A recém-descrita sururina-da-serra (Tinamus resonans), identificada nas partes altas da Serra do Divisor, apresenta um comportamento que preocupa pesquisadores e gera paralelos com um caso conhecido na história natural: o dodô, ave extinta no século XVII. O pesquisador Ricardo Plácido, coautor da descrição científica publicada em Zootaxa, afirma que a comparação não tem relação genética, mas funciona como alerta para riscos de conservação.

A espécie, encontrada entre 310 e 435 metros de altitude, responde de forma imediata a sons, aproxima-se sem demonstrar medo e cruza áreas abertas do sub-bosque sem sinais de vigilância. O estudo científico detalha ainda que o animal não reconhece seres humanos como possíveis predadores, comportamento incomum entre tinamídeos, tradicionalmente ariscos e sensíveis à presença humana. “A comparação com o dodô foi uma analogia. O objetivo foi alertar para a proteção que a sururina-da-serra precisa para não enfrentar um cenário parecido. O dodô não percebia o ser humano como ameaça e desapareceu. Queremos chamar atenção para esse risco”, diz Plácido.
O artigo registra que todas as interações com a espécie mostraram ausência de fuga, inclusive quando indivíduos se aproximaram dos pesquisadores após poucos minutos de playback sonoro. Esse comportamento está associado ao isolamento da espécie em áreas montanhosas, onde comunidades tradicionais não praticam caça. “Os subsistentes que caçam para sobrevivência não sobem a serra. Isso pode explicar o fato de a sururina não ver o ser humano como algo perigoso. Ao contrário de outros nambus, ela se aproxima com naturalidade. Isso reforça a necessidade de cuidados e estratégias claras de conservação”, afirma o biólogo.
A publicação científica estima que a população da nova espécie seja de cerca de 2,1 mil indivíduos, todos restritos ao maciço montanhoso da Serra do Divisor, o que aumenta sua vulnerabilidade. A região apresenta solos rasos, rotas estreitas e forte dependência da estrutura montanhosa, fatores que tornam a ave sensível a mudanças ambientais, como alterações climáticas, incêndios naturais e impactos associados a projetos de infraestrutura previstos para a área protegida.

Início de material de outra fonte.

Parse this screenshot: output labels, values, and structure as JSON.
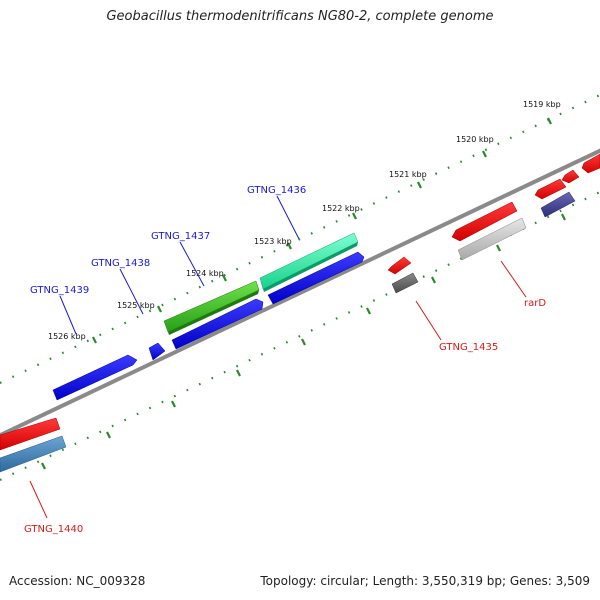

Plácido afirma que, embora exista proteção legal por se tratar de um Parque Nacional, a manutenção da espécie dependerá de um esforço conjunto. “A comunidade local é parceira e atua como guardiã, mas serão necessárias capacitações e planos de manejo. Não basta registrar a espécie. É preciso garantir que seu comportamento não seja explorado, o que pode acarretar importunação e pressão humana indevida”, explica.
O pesquisador também destaca sua trajetória dedicada ao estudo das aves do Acre. “Sou pernambucano, tenho 44 anos e moro em Rio Branco desde 2011. Sou biólogo e pesquiso as aves do Acre há mais de 12 anos. Fiz registros importantes para o estado, como a primeira imagem mundial do tovacuçu-xodó e os primeiros registros fotográficos da choca-do-acre no país. Agora participo da descrição de uma espécie nova para a ciência”, relata.
Segundo o estudo, a sururina-da-serra possui vocalização forte e prolongada, com padrões acústicos que ecoam de forma característica nas encostas. A espécie foi confirmada em oito pontos distintos, sempre em áreas de solo arenoso pobre em nutrientes e cobertas por um denso tapete de raízes. Esses ambientes funcionam como “ilhas no céu”, onde condições fisiográficas e isolamento tornam a fauna altamente especializada.
A comparação com o dodô tem servido como ferramenta para comunicar ao público a relevância da descoberta e os riscos relacionados a comportamentos que facilitam aproximações humanas. “Não se trata de parentesco. É uma reflexão. O dodô desapareceu por não perceber a ameaça. A sururina pode enfrentar risco semelhante se não houver estratégia de conservação. É necessário conhecer a história para evitar repetir erros”, afirma Plácido.
Para os pesquisadores, a descoberta reforça a singularidade da Serra do Divisor e amplia argumentos de conservação. O parque é o único local conhecido no mundo onde a espécie ocorre, o que torna a região prioridade para proteção. A identificação também pode fortalecer iniciativas de turismo de observação de aves, atividade já consolidada na área. “A Serra do Divisor é um tesouro da Amazônia. A nova espécie mostra o quanto a região ainda guarda informações importantes. É fundamental que seja tratada com responsabilidade coletiva”, conclui o pesquisador.
A descrição completa da espécie integra o estudo A new species of Tinamus (Aves: Tinamiformes) from the western Amazon, Brazil, publicado em Zootaxa.